They disagree with Presser. Big deal. All inter-jurisdictional cases come from courts disagreeing with each other.
The courts today disagree with Scott v. Sanford and thousands of other prior decisions. Does than then make those decisions right or wrong?
The major problem is that the majority of the people on SCOTUS don’t agree with you. That doesn’t make them corrupt, that simple means we must work harder to elect a president who will appoint judges to our liking.
Presser is SCOTUS, supposed to be binding precedent on ALL of the lower federal courts. This isn't an interjurisdictional squabble, this is the court system engaging in blatant misrepresentation of binding precedent.
-- The major problem is that the majority of the people on SCOTUS don't agree with you. --
They don't even agree with themselves. That's my point. One day they say "if a weapon has a use in the military, then it is in the ambit of the 2nd amendment, and the law is unconstitutional" (Miller, 1937 IIRC).
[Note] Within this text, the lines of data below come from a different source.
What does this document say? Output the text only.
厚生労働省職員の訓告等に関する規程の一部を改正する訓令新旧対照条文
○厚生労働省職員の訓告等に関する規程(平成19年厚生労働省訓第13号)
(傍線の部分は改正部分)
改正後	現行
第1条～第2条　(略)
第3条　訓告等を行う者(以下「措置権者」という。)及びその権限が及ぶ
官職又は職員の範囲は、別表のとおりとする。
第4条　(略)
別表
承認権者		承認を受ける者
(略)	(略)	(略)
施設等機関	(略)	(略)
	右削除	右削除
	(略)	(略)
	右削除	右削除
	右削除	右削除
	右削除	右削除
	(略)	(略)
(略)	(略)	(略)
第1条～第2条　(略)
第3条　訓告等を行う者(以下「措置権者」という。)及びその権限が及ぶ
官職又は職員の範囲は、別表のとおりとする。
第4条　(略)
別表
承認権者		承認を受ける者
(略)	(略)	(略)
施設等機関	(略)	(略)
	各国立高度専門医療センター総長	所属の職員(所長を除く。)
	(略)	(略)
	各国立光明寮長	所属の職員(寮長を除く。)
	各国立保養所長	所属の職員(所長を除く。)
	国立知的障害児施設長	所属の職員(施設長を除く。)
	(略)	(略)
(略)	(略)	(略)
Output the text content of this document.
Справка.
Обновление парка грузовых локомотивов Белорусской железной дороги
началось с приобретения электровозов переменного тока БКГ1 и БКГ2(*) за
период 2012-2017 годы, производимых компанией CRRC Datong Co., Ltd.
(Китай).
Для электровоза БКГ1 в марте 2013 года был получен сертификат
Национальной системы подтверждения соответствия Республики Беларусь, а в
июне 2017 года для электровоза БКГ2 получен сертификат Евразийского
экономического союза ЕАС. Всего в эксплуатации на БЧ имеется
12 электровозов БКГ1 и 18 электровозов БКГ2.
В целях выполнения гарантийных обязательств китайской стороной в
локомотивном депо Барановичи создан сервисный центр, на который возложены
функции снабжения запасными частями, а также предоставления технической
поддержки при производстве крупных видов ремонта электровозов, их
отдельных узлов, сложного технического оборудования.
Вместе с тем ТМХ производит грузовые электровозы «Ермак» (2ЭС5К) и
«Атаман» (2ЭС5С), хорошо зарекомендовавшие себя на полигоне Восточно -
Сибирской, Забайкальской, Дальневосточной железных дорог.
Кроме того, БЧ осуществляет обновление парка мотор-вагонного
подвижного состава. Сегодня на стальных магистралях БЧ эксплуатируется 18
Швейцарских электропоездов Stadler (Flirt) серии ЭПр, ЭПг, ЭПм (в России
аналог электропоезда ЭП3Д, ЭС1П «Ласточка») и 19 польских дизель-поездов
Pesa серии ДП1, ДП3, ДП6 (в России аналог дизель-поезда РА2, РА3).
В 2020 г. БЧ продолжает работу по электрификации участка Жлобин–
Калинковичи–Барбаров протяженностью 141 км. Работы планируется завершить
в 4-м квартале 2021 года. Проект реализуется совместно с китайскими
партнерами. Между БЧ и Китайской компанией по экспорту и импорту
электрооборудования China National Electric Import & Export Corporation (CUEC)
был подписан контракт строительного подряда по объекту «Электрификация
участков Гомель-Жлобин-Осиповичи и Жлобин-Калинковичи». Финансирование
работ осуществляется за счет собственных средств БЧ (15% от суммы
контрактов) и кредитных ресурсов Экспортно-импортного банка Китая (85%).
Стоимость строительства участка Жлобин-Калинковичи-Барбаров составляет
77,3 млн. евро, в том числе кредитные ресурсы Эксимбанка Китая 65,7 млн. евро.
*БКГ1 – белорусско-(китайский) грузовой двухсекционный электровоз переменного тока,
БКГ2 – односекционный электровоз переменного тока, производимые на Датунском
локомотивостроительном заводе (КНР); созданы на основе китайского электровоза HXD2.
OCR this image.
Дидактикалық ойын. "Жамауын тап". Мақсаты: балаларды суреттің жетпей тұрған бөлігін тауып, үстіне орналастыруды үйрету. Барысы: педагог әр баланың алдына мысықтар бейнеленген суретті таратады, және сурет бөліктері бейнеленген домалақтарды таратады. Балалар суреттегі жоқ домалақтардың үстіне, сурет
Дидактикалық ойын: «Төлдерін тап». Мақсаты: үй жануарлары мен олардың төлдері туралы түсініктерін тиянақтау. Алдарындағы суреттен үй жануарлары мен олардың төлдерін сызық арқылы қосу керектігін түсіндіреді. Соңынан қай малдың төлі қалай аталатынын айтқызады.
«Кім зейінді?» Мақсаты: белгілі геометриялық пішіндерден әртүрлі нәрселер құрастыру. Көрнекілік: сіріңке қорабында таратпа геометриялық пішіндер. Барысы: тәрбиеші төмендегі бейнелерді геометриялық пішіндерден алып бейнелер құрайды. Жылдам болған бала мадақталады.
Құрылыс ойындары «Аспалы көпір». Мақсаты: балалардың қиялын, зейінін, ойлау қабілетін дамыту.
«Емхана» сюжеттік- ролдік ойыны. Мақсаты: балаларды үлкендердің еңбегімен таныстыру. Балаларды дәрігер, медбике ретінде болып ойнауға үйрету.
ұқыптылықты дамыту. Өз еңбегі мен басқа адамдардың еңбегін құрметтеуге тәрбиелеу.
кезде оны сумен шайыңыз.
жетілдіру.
Then next day they read that and assert "Miller says a weapon has to be in common civilian use to be in the ambit of the 2nd amendment."
Well, which does Miller say? It can't be both. And if a court can't follow it's own statements, isn't that pretty much making it up as you go along, akin to anarchy?
-- ... that simple means we must work harder to elect a president who will appoint judges to our liking. --
See Souter, Harriet Miers (than goodness the public put the kibosh to that), etc.
Scalia is the one who changed the meaning of Miller - and he's also the one who upheld an expansive view of the Commerce clause (Raich) in such a way that SCOTUS is apt to find federal mandating of commercial activity (purchase health insurance) to be constitutional.
I think the system is like a house of cards or a beetle-infested timber. Not much can be done about it, just sit back and enjoy the show.
Actually, yes it does. Especially when the Constitution is REALLY damn clear on the limits.